Zhang Miao, D'Aniello Cristina, Verkerk Arie O, Wrobel Eva, Frank Stefan, Ward-van Oostwaard Dorien, Piccini Ilaria, Freund Christian, Rao Jyoti, Seebohm Guiscard, Atsma Douwe E, Schulze-Bahr Eric, Mummery Christine L, Greber Boris, Bellin Milena
Human Stem Cell Pluripotency Group, Max Planck Institute for Molecular Biomedicine, D-48149 Münster, Germany; Chemical Genomics Centre of the Max Planck Society, 44227 Dortmund, Germany; Departments of.
Anatomy and Embryology and.
Proc Natl Acad Sci U S A. 2014 Dec 16;111(50):E5383-92. doi: 10.1073/pnas.1419553111. Epub 2014 Dec 1.
Jervell and Lange-Nielsen syndrome (JLNS) is one of the most severe life-threatening cardiac arrhythmias. Patients display delayed cardiac repolarization, associated high risk of sudden death due to ventricular tachycardia, and congenital bilateral deafness. In contrast to the autosomal dominant forms of long QT syndrome, JLNS is a recessive trait, resulting from homozygous (or compound heterozygous) mutations in KCNQ1 or KCNE1. These genes encode the α and β subunits, respectively, of the ion channel conducting the slow component of the delayed rectifier K(+) current, IKs. We used complementary approaches, reprogramming patient cells and genetic engineering, to generate human induced pluripotent stem cell (hiPSC) models of JLNS, covering splice site (c.478-2A>T) and missense (c.1781G>A) mutations, the two major classes of JLNS-causing defects in KCNQ1. Electrophysiological comparison of hiPSC-derived cardiomyocytes (CMs) from homozygous JLNS, heterozygous, and wild-type lines recapitulated the typical and severe features of JLNS, including pronounced action and field potential prolongation and severe reduction or absence of IKs. We show that this phenotype had distinct underlying molecular mechanisms in the two sets of cell lines: the previously unidentified c.478-2A>T mutation was amorphic and gave rise to a strictly recessive phenotype in JLNS-CMs, whereas the missense c.1781G>A lesion caused a gene dosage-dependent channel reduction at the cell membrane. Moreover, adrenergic stimulation caused action potential prolongation specifically in JLNS-CMs. Furthermore, sensitivity to proarrhythmic drugs was strongly enhanced in JLNS-CMs but could be pharmacologically corrected. Our data provide mechanistic insight into distinct classes of JLNS-causing mutations and demonstrate the potential of hiPSC-CMs in drug evaluation.

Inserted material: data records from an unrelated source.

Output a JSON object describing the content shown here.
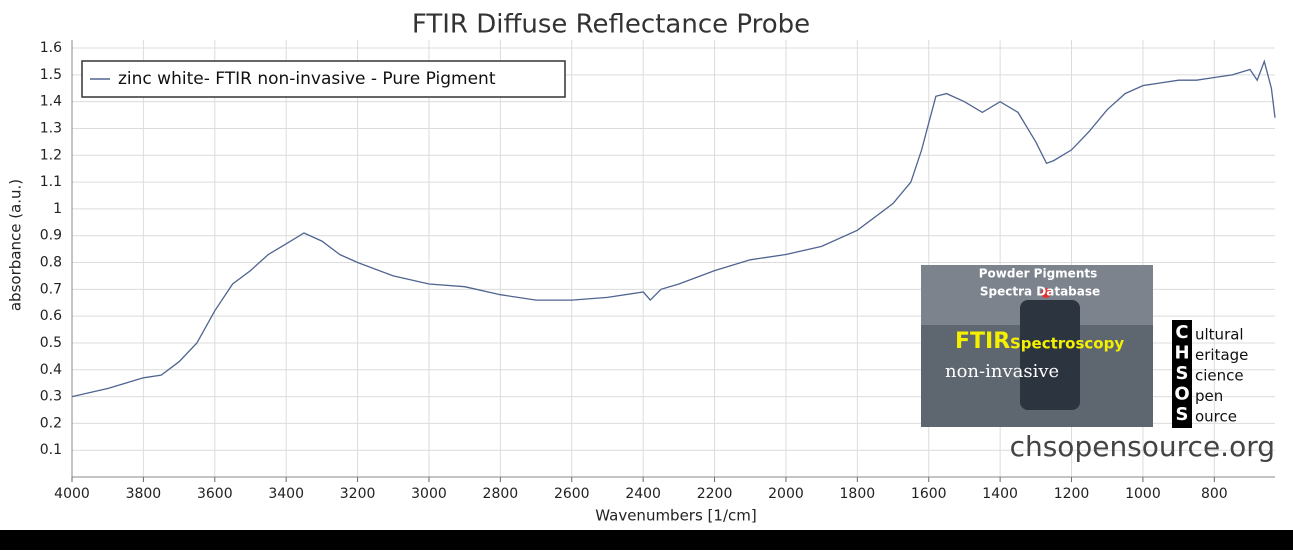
{
  "chart_data": {
    "type": "line",
    "title": "FTIR Diffuse Reflectance Probe",
    "x_label": "Wavenumbers [1/cm]",
    "y_label": "absorbance (a.u.)",
    "x": [
      4000,
      3900,
      3800,
      3750,
      3700,
      3650,
      3600,
      3550,
      3500,
      3450,
      3400,
      3350,
      3300,
      3250,
      3200,
      3100,
      3000,
      2900,
      2800,
      2700,
      2600,
      2500,
      2400,
      2380,
      2350,
      2300,
      2200,
      2100,
      2000,
      1900,
      1800,
      1700,
      1650,
      1620,
      1600,
      1580,
      1550,
      1500,
      1450,
      1400,
      1350,
      1300,
      1270,
      1250,
      1200,
      1150,
      1100,
      1050,
      1000,
      950,
      900,
      850,
      800,
      750,
      700,
      680,
      660,
      640,
      630
    ],
    "series": [
      {
        "name": "zinc white- FTIR non-invasive - Pure Pigment",
        "color": "#4f6590",
        "values": [
          0.3,
          0.33,
          0.37,
          0.38,
          0.43,
          0.5,
          0.62,
          0.72,
          0.77,
          0.83,
          0.87,
          0.91,
          0.88,
          0.83,
          0.8,
          0.75,
          0.72,
          0.71,
          0.68,
          0.66,
          0.66,
          0.67,
          0.69,
          0.66,
          0.7,
          0.72,
          0.77,
          0.81,
          0.83,
          0.86,
          0.92,
          1.02,
          1.1,
          1.22,
          1.32,
          1.42,
          1.43,
          1.4,
          1.36,
          1.4,
          1.36,
          1.25,
          1.17,
          1.18,
          1.22,
          1.29,
          1.37,
          1.43,
          1.46,
          1.47,
          1.48,
          1.48,
          1.49,
          1.5,
          1.52,
          1.48,
          1.55,
          1.45,
          1.34
        ]
      }
    ],
    "xlim": [
      4000,
      630
    ],
    "xticks": [
      4000,
      3800,
      3600,
      3400,
      3200,
      3000,
      2800,
      2600,
      2400,
      2200,
      2000,
      1800,
      1600,
      1400,
      1200,
      1000,
      800
    ],
    "ylim": [
      0,
      1.63
    ],
    "yticks": [
      0.1,
      0.2,
      0.3,
      0.4,
      0.5,
      0.6,
      0.7,
      0.8,
      0.9,
      1,
      1.1,
      1.2,
      1.3,
      1.4,
      1.5,
      1.6
    ],
    "grid": true,
    "legend": "top-left"
  },
  "logo": {
    "line1": "Powder Pigments",
    "line2": "Spectra Database",
    "ftir": "FTIR",
    "spectroscopy": "Spectroscopy",
    "noninvasive": "non-invasive",
    "letters": [
      "C",
      "H",
      "S",
      "O",
      "S"
    ],
    "words": [
      "ultural",
      "eritage",
      "cience",
      "pen",
      "ource"
    ],
    "site": "chsopensource.org"
  }
}
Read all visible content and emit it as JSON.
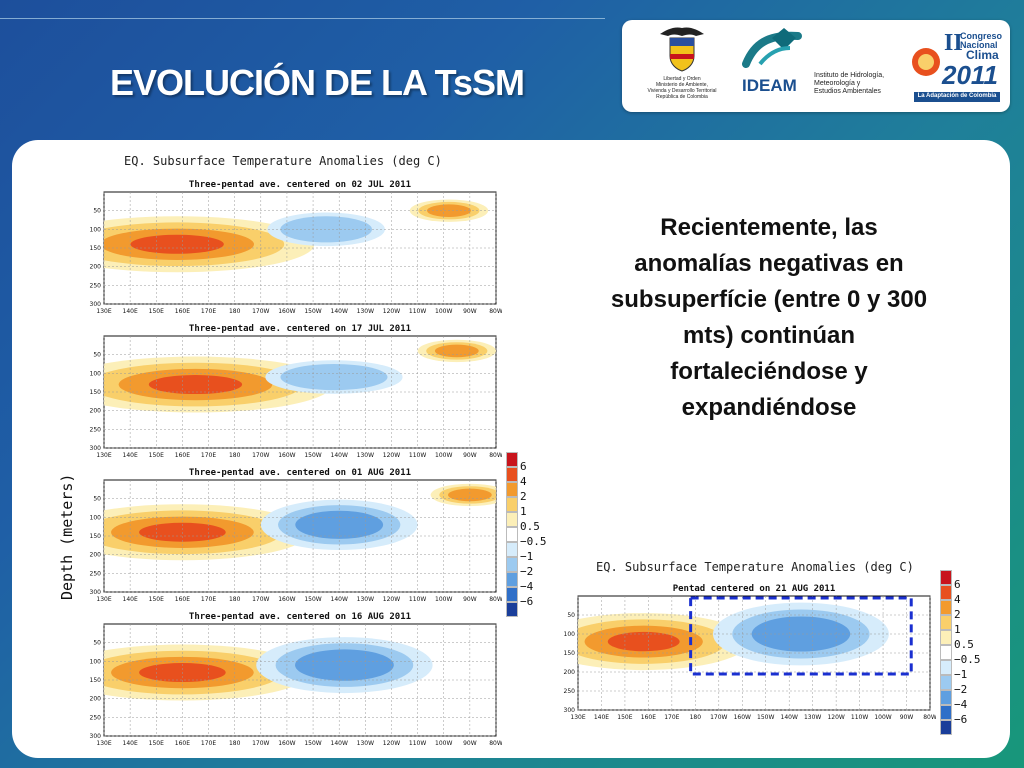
{
  "slide": {
    "title": "EVOLUCIÓN DE LA TsSM",
    "body_text": "Recientemente, las anomalías negativas en subsuperfície (entre 0 y 300 mts) continúan fortaleciéndose y expandiéndose"
  },
  "logos": {
    "ministry_text": "Libertad y Orden\nMinisterio de Ambiente,\nVivienda y Desarrollo Territorial\nRepública de Colombia",
    "ideam_name": "IDEAM",
    "ideam_subtitle": "Instituto de Hidrología,\nMeteorología y\nEstudios Ambientales",
    "congress_line1": "Congreso",
    "congress_line2": "Nacional",
    "congress_line3": "Clima",
    "congress_roman": "II",
    "congress_year": "2011",
    "congress_tagline": "La Adaptación de Colombia"
  },
  "figure_left": {
    "title": "EQ. Subsurface Temperature Anomalies (deg C)",
    "ylabel": "Depth (meters)"
  },
  "figure_right": {
    "title": "EQ. Subsurface Temperature Anomalies (deg C)"
  },
  "chart_data": [
    {
      "type": "heatmap",
      "title": "Three-pentad ave. centered on 02 JUL 2011",
      "x_ticks": [
        "130E",
        "140E",
        "150E",
        "160E",
        "170E",
        "180",
        "170W",
        "160W",
        "150W",
        "140W",
        "130W",
        "120W",
        "110W",
        "100W",
        "90W",
        "80W"
      ],
      "y_ticks": [
        "50",
        "100",
        "150",
        "200",
        "250",
        "300"
      ],
      "ylim": [
        0,
        300
      ],
      "anomalies": [
        {
          "lon": 158,
          "depth": 140,
          "value": 4,
          "w": 0.7,
          "h": 0.5
        },
        {
          "lon": 215,
          "depth": 100,
          "value": -1.2,
          "w": 0.3,
          "h": 0.3
        },
        {
          "lon": 262,
          "depth": 50,
          "value": 1.5,
          "w": 0.2,
          "h": 0.2
        }
      ]
    },
    {
      "type": "heatmap",
      "title": "Three-pentad ave. centered on 17 JUL 2011",
      "x_ticks": [
        "130E",
        "140E",
        "150E",
        "160E",
        "170E",
        "180",
        "170W",
        "160W",
        "150W",
        "140W",
        "130W",
        "120W",
        "110W",
        "100W",
        "90W",
        "80W"
      ],
      "y_ticks": [
        "50",
        "100",
        "150",
        "200",
        "250",
        "300"
      ],
      "ylim": [
        0,
        300
      ],
      "anomalies": [
        {
          "lon": 165,
          "depth": 130,
          "value": 4,
          "w": 0.7,
          "h": 0.5
        },
        {
          "lon": 218,
          "depth": 110,
          "value": -1.2,
          "w": 0.35,
          "h": 0.3
        },
        {
          "lon": 265,
          "depth": 40,
          "value": 1.5,
          "w": 0.2,
          "h": 0.2
        }
      ]
    },
    {
      "type": "heatmap",
      "title": "Three-pentad ave. centered on 01 AUG 2011",
      "x_ticks": [
        "130E",
        "140E",
        "150E",
        "160E",
        "170E",
        "180",
        "170W",
        "160W",
        "150W",
        "140W",
        "130W",
        "120W",
        "110W",
        "100W",
        "90W",
        "80W"
      ],
      "y_ticks": [
        "50",
        "100",
        "150",
        "200",
        "250",
        "300"
      ],
      "ylim": [
        0,
        300
      ],
      "anomalies": [
        {
          "lon": 160,
          "depth": 140,
          "value": 4,
          "w": 0.65,
          "h": 0.5
        },
        {
          "lon": 220,
          "depth": 120,
          "value": -2,
          "w": 0.4,
          "h": 0.45
        },
        {
          "lon": 270,
          "depth": 40,
          "value": 1.5,
          "w": 0.2,
          "h": 0.2
        }
      ]
    },
    {
      "type": "heatmap",
      "title": "Three-pentad ave. centered on 16 AUG 2011",
      "x_ticks": [
        "130E",
        "140E",
        "150E",
        "160E",
        "170E",
        "180",
        "170W",
        "160W",
        "150W",
        "140W",
        "130W",
        "120W",
        "110W",
        "100W",
        "90W",
        "80W"
      ],
      "y_ticks": [
        "50",
        "100",
        "150",
        "200",
        "250",
        "300"
      ],
      "ylim": [
        0,
        300
      ],
      "anomalies": [
        {
          "lon": 160,
          "depth": 130,
          "value": 4,
          "w": 0.65,
          "h": 0.5
        },
        {
          "lon": 222,
          "depth": 110,
          "value": -2.5,
          "w": 0.45,
          "h": 0.5
        }
      ]
    },
    {
      "type": "heatmap",
      "title": "Pentad centered on 21 AUG 2011",
      "x_ticks": [
        "130E",
        "140E",
        "150E",
        "160E",
        "170E",
        "180",
        "170W",
        "160W",
        "150W",
        "140W",
        "130W",
        "120W",
        "110W",
        "100W",
        "90W",
        "80W"
      ],
      "y_ticks": [
        "50",
        "100",
        "150",
        "200",
        "250",
        "300"
      ],
      "ylim": [
        0,
        300
      ],
      "anomalies": [
        {
          "lon": 158,
          "depth": 120,
          "value": 4,
          "w": 0.6,
          "h": 0.5
        },
        {
          "lon": 225,
          "depth": 100,
          "value": -2.5,
          "w": 0.5,
          "h": 0.55
        }
      ],
      "highlight_box": {
        "lon_range": [
          178,
          272
        ],
        "depth_range": [
          0,
          200
        ]
      }
    }
  ],
  "legend": {
    "labels": [
      "6",
      "4",
      "2",
      "1",
      "0.5",
      "−0.5",
      "−1",
      "−2",
      "−4",
      "−6"
    ],
    "colors": [
      "#c8141c",
      "#e8501e",
      "#f29a2e",
      "#f9cf6a",
      "#fcefb8",
      "#ffffff",
      "#d6ecfb",
      "#9ccaf0",
      "#5f9fe0",
      "#2f6fc8",
      "#1a3e9a"
    ]
  }
}
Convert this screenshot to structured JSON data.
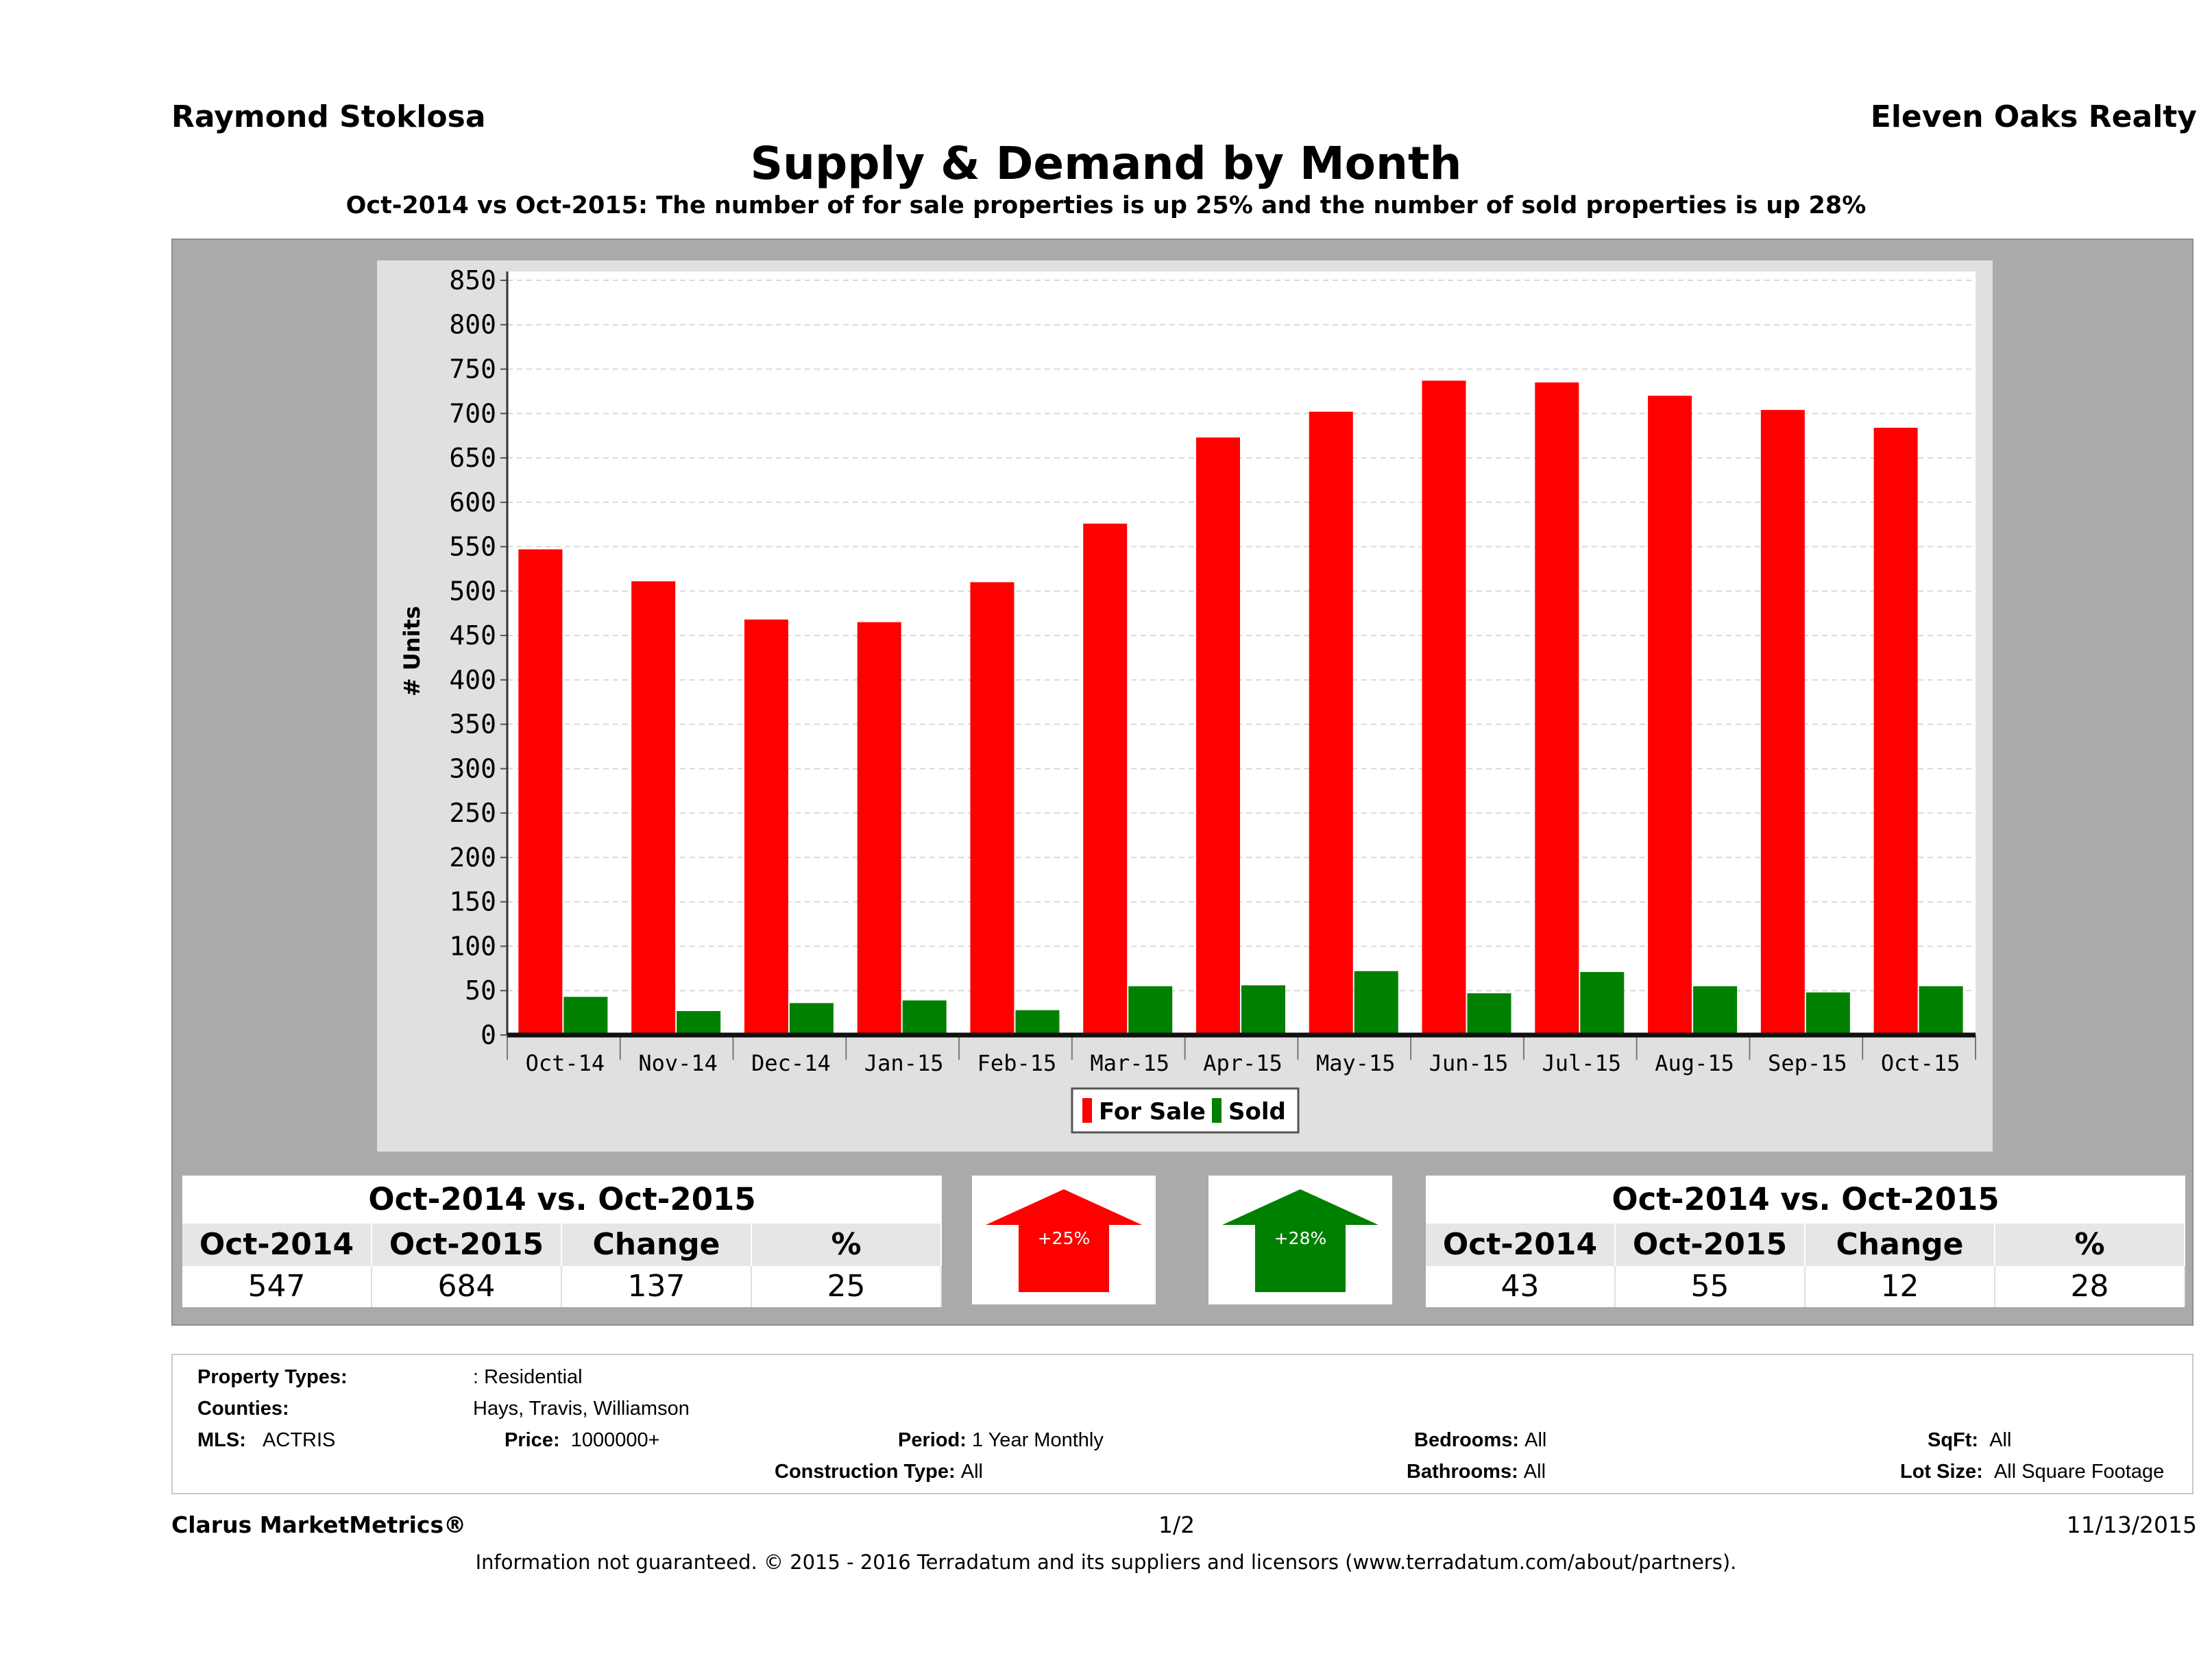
{
  "header": {
    "agent": "Raymond Stoklosa",
    "company": "Eleven Oaks Realty",
    "title": "Supply & Demand by Month",
    "subtitle": "Oct-2014 vs Oct-2015: The number of for sale properties is up 25% and the number of sold properties is up 28%"
  },
  "chart_data": {
    "type": "bar",
    "categories": [
      "Oct-14",
      "Nov-14",
      "Dec-14",
      "Jan-15",
      "Feb-15",
      "Mar-15",
      "Apr-15",
      "May-15",
      "Jun-15",
      "Jul-15",
      "Aug-15",
      "Sep-15",
      "Oct-15"
    ],
    "series": [
      {
        "name": "For Sale",
        "color": "#ff0000",
        "values": [
          547,
          511,
          468,
          465,
          510,
          576,
          673,
          702,
          737,
          735,
          720,
          704,
          684
        ]
      },
      {
        "name": "Sold",
        "color": "#008000",
        "values": [
          43,
          27,
          36,
          39,
          28,
          55,
          56,
          72,
          47,
          71,
          55,
          48,
          55
        ]
      }
    ],
    "ylabel": "# Units",
    "ylim": [
      0,
      860
    ],
    "yticks": [
      0,
      50,
      100,
      150,
      200,
      250,
      300,
      350,
      400,
      450,
      500,
      550,
      600,
      650,
      700,
      750,
      800,
      850
    ],
    "grid": true,
    "legend": "bottom-center"
  },
  "for_sale_stats": {
    "title": "Oct-2014 vs. Oct-2015",
    "headers": [
      "Oct-2014",
      "Oct-2015",
      "Change",
      "%"
    ],
    "values": [
      "547",
      "684",
      "137",
      "25"
    ],
    "arrow_label": "+25%",
    "arrow_color": "#ff0000"
  },
  "sold_stats": {
    "title": "Oct-2014 vs. Oct-2015",
    "headers": [
      "Oct-2014",
      "Oct-2015",
      "Change",
      "%"
    ],
    "values": [
      "43",
      "55",
      "12",
      "28"
    ],
    "arrow_label": "+28%",
    "arrow_color": "#008000"
  },
  "info": {
    "property_types_label": "Property Types:",
    "property_types_value": ": Residential",
    "counties_label": "Counties:",
    "counties_value": "Hays, Travis, Williamson",
    "mls_label": "MLS:",
    "mls_value": "ACTRIS",
    "price_label": "Price:",
    "price_value": "1000000+",
    "period_label": "Period:",
    "period_value": "1 Year Monthly",
    "construction_label": "Construction Type:",
    "construction_value": "All",
    "bedrooms_label": "Bedrooms:",
    "bedrooms_value": "All",
    "bathrooms_label": "Bathrooms:",
    "bathrooms_value": "All",
    "sqft_label": "SqFt:",
    "sqft_value": "All",
    "lot_label": "Lot Size:",
    "lot_value": "All Square Footage"
  },
  "footer": {
    "brand": "Clarus MarketMetrics®",
    "page": "1/2",
    "date": "11/13/2015",
    "disclaimer": "Information not guaranteed. © 2015 - 2016 Terradatum and its suppliers and licensors (www.terradatum.com/about/partners)."
  }
}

耶尔韦尔和朗格-尼尔森综合征(JLNS)是最严重的危及生命的心律失常之一。患者表现出心脏复极化延迟,因室性心动过速导致猝死的风险较高,以及先天性双侧耳聋。与常染色体显性形式的长QT综合征不同,JLNS是一种隐性性状,由KCNQ1或KCNE1中的纯合(或复合杂合)突变引起。这些基因分别编码传导延迟整流钾电流(IKs)慢成分的离子通道的α和β亚基。我们采用互补方法,对患者细胞进行重编程和基因工程,以生成JLNS的人类诱导多能干细胞(hiPSC)模型,涵盖剪接位点(c.478-2A>T)和错义(c.1781G>A)突变,这是KCNQ1中导致JLNS的两类主要缺陷。对来自纯合JLNS、杂合和野生型细胞系的hiPSC衍生心肌细胞(CMs)进行电生理比较,再现了JLNS的典型和严重特征,包括明显的动作电位和场电位延长以及IKs的严重减少或缺失。我们表明,这两种细胞系中的这种表型具有不同的潜在分子机制:先前未鉴定的c.478-2A>T突变是无义的,并在JLNS-CMs中产生了严格的隐性表型,而错义c.1781G>A损伤导致细胞膜上基因剂量依赖性的通道减少。此外,肾上腺素能刺激特异性地导致JLNS-CMs中的动作电位延长。此外,JLNS-CMs对促心律失常药物的敏感性大大增强,但可以通过药理学方法纠正。我们的数据为导致JLNS的不同类型突变提供了机制性见解,并证明了hiPSC-CMs在药物评估中的潜力。